There’s a growing body of evidence (http://bit.ly/32qsBCN) to show the detrimental effect that long and stressful commutes are having on the health and productivity of the workforce, leading more and more employers to consider what adjustments and options they can offer staff to help ease the strain.

Only recently a debate began over whether commuting time should be counted as part of the working day (http://bit.ly/2NujxbR), given many employees now use their smartphone and better wi-fi connectivity on public transport to complete work tasks on their way into or home from work.

So, is it time for more employers to sit up and take note of the commuting experiences of their employees and offer more support?

An employee’s commuting experience can vary greatly to the next. To find out more, Moneybarn recently conducted a survey of 2,000 full-time workers in the UK. 

According to respondents, the average UK ‘working day’ is around eleven hours including time spent commuting, with people leaving home at 07.17 and returning home at 17.48. The amount of time per day spent commuting is 62 minutes, with 15% of workers commuting for 102 minutes or more. 23 miles is the average round trip, with 14% of commuters travelling over 42 miles a day.

Workers in London have the UK’s longest and slowest commutes of all, travelling at just 14 miles per hour (mph), despite paying some of the highest prices for fuel and monthly season tickets for public transport. In comparison, commuters in the east of England travel over double the distance per hour (29mph) and workers in Wales and the south west spend the least amount of time getting to and from work (48 and 49 minutes respectively).

When it comes to delays, commuters in the south east and the south west are the most likely to experience travel delays daily; workers in Northern Ireland and Scotland the least likely.

Surprisingly, 57% of workers surveyed aren’t offered anything by their employer to make commuting easier.

For employers wanting to lead the way in supporting staff to maintain a healthy work-life balance and benefit from having a productive, satisfied and loyal workforce, there are many options available, ranging from small adjustments to larger investments.

...average UK ‘working day’ is around eleven hours ...


Flexible working is becoming an increasingly popular offering, allowing employees to stagger their start and finish times to avoid peak commuting hours (usually between the hours of 7–9am and 5–7pm).

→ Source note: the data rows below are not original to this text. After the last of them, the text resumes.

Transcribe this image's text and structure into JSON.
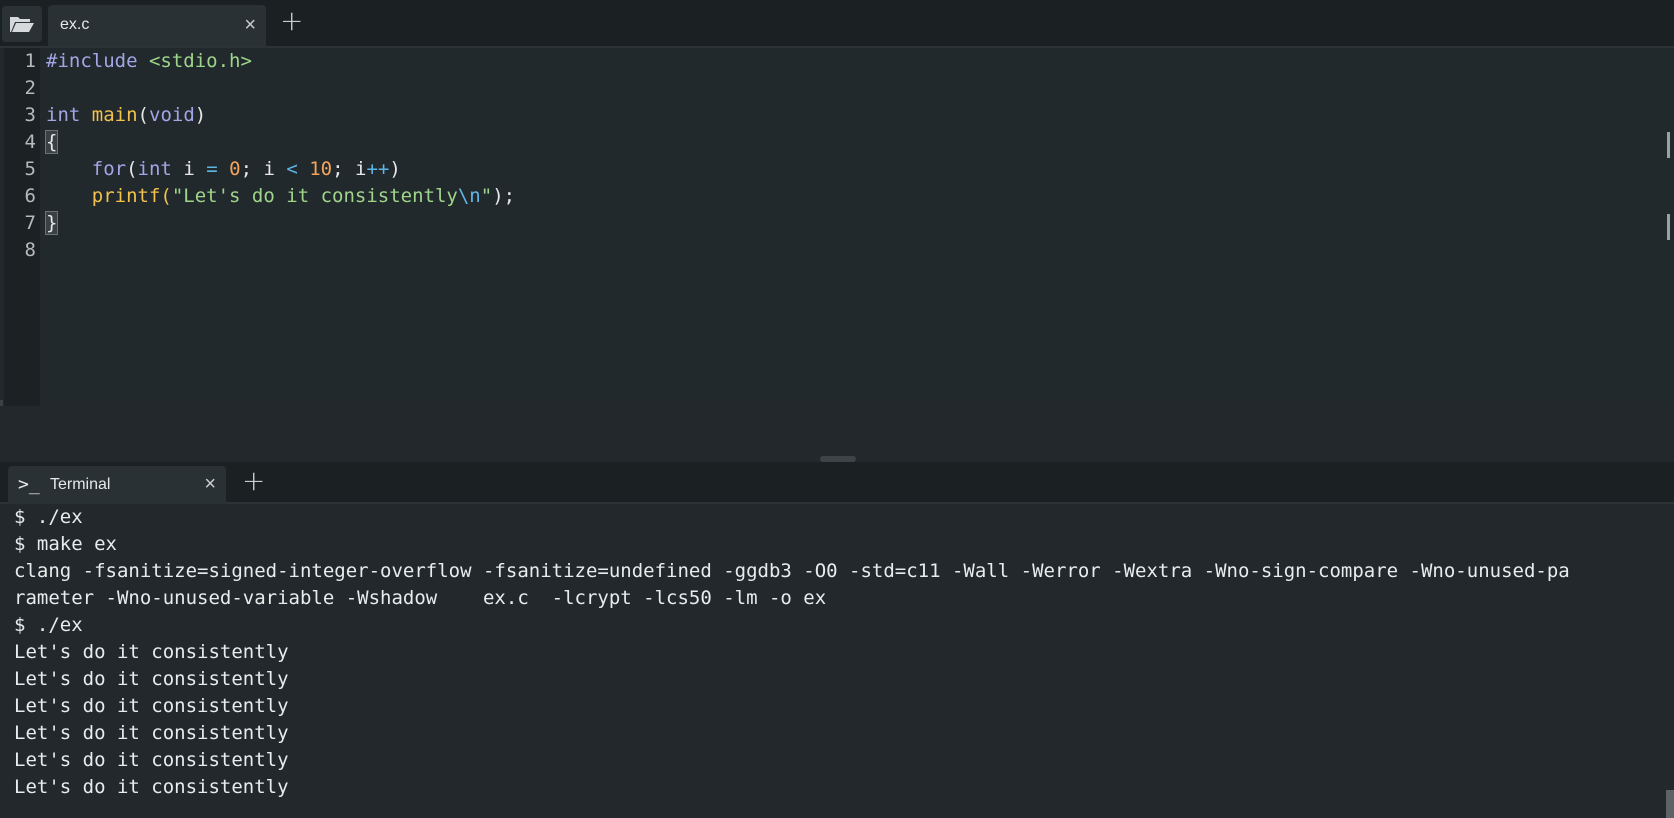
{
  "editor": {
    "tabs": [
      {
        "label": "ex.c",
        "close": "×"
      }
    ],
    "add_tab": "+",
    "line_numbers": [
      "1",
      "2",
      "3",
      "4",
      "5",
      "6",
      "7",
      "8"
    ]
  },
  "code": {
    "l1_include": "#include",
    "l1_header": " <stdio.h>",
    "l3_int": "int",
    "l3_main": "main",
    "l3_open": "(",
    "l3_void": "void",
    "l3_close": ")",
    "l4_brace": "{",
    "l5_indent": "    ",
    "l5_for": "for",
    "l5_paren": "(",
    "l5_int": "int",
    "l5_i1": " i ",
    "l5_eq": "=",
    "l5_sp": " ",
    "l5_zero": "0",
    "l5_semi1": "; i ",
    "l5_lt": "<",
    "l5_sp2": " ",
    "l5_ten": "10",
    "l5_semi2": "; i",
    "l5_inc": "++",
    "l5_close": ")",
    "l6_indent": "    ",
    "l6_printf": "printf",
    "l6_open": "(",
    "l6_str": "\"Let's do it consistently",
    "l6_esc": "\\n",
    "l6_str_end": "\"",
    "l6_close": ");",
    "l7_brace": "}"
  },
  "terminal": {
    "tab_icon": ">_",
    "tab_label": "Terminal",
    "close": "×",
    "add_tab": "+",
    "lines": [
      "$ ./ex",
      "$ make ex",
      "clang -fsanitize=signed-integer-overflow -fsanitize=undefined -ggdb3 -O0 -std=c11 -Wall -Werror -Wextra -Wno-sign-compare -Wno-unused-pa",
      "rameter -Wno-unused-variable -Wshadow    ex.c  -lcrypt -lcs50 -lm -o ex",
      "$ ./ex",
      "Let's do it consistently",
      "Let's do it consistently",
      "Let's do it consistently",
      "Let's do it consistently",
      "Let's do it consistently",
      "Let's do it consistently"
    ]
  }
}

Every employee has the legal right to request flexible working from their employer; however, only 21% of UK workers surveyed said they have been offered flexible working hours.

Employers in the east midlands and the east of England are the least likely to offer flexible working opportunities (15% and 16% respectively), whereas 37% of employers in Northern Ireland are the most likely to allow staff to adapt their working hours, followed by employers in London (32%) and Yorkshire and the Humber (21%).

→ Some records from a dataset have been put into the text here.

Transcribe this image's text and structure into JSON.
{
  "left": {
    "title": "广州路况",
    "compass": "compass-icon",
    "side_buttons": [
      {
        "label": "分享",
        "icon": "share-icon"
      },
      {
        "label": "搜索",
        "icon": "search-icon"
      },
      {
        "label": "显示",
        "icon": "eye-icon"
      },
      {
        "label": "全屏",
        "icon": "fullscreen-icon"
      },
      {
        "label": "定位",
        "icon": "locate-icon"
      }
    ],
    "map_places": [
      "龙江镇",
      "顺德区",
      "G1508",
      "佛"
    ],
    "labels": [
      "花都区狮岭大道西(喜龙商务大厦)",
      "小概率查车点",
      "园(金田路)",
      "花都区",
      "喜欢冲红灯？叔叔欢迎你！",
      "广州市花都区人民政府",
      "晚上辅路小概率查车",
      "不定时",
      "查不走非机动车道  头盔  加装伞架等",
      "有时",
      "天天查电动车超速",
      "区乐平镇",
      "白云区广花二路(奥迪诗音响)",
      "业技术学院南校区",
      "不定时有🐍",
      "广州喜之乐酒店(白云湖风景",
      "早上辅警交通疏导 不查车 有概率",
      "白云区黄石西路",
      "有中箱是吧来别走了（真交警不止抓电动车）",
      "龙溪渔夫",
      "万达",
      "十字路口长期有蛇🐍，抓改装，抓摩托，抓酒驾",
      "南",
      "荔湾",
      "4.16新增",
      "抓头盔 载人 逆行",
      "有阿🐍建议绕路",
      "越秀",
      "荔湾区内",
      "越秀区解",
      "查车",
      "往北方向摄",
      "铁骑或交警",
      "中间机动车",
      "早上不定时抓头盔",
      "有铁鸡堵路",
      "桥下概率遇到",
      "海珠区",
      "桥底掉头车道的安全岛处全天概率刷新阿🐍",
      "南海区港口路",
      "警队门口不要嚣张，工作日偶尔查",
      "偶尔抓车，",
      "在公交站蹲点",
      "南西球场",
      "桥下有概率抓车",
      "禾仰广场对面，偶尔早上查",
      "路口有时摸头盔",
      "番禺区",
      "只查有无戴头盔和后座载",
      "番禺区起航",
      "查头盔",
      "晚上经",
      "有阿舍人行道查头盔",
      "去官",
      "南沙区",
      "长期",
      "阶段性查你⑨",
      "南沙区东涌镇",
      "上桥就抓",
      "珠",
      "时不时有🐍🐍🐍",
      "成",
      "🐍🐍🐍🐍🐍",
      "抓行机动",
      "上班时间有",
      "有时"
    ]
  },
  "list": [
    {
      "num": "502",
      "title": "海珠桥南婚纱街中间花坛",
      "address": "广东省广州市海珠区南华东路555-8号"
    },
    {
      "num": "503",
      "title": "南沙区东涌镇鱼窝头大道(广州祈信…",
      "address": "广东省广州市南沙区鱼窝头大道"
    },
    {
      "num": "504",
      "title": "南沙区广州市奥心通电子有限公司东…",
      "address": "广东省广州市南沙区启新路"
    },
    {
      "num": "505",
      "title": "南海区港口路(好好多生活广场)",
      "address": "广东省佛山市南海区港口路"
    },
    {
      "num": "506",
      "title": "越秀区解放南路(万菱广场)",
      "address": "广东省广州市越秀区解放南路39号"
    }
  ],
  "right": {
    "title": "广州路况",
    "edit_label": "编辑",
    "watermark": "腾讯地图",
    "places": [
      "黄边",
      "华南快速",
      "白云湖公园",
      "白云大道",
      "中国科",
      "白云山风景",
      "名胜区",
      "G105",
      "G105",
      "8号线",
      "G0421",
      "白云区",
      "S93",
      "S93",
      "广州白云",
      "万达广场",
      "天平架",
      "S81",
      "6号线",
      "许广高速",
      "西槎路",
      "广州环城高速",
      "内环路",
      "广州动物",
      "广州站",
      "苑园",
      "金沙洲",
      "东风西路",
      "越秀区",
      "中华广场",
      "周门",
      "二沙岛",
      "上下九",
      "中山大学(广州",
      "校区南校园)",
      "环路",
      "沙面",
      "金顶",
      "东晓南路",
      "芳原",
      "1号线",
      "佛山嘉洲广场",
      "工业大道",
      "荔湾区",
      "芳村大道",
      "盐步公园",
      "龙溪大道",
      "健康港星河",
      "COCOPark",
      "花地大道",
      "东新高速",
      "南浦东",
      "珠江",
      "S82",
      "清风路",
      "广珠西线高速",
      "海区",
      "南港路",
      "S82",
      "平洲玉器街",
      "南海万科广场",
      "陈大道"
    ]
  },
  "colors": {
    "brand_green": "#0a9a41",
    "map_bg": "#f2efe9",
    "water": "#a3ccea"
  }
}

Working from home can also help employees avoid the stress of commuting altogether. Businesses in the south east are leading the way, but only 16% currently offer this. In comparison, only 6% of employees in Wales are able to work from home.

Another important factor in commuting experience and overall work-life satisfaction is the cost of getting to and from work. In fact, according to Moneybarn’s survey results, workers on average pay out 11% of their monthly income on getting to and from work. Sixty people surveyed spend over 40%, and 41 spend over 50% of their salary on commuting.

Employers in London are the most likely to give workers financial support to ease the burden of high commuting costs, with 30% offering season ticket loans and 13% subsidised transport. However, it seems despite these efforts, commuting is still unaffordable for many in the capital, with a recent study (http://bit.ly/2WUamVn) revealing 60% of London’s workers have skipped work to save money on their travel costs. 

When looking at the UK as a whole, only 10.6% of employees are offered season ticket loans and just 5.7% can take advantage of subsidised transport.

All in all, the findings of Moneybarn’s new commuting survey highlight that while some employees are being offered support to help reduce the stress of commuting and the negative impact it has on both their personal and job satisfaction, more can certainly be done.

As employers it’s important to pay close attention to the impact commuting is having on staff and take action to recognise this as part of health and wellbeing strategies. Offerings such as more flexible working arrangements to avoid rush hour or work from home, car share schemes and subsidised transport costs are becoming increasingly valued by workers and could help businesses attract and retain the best talent.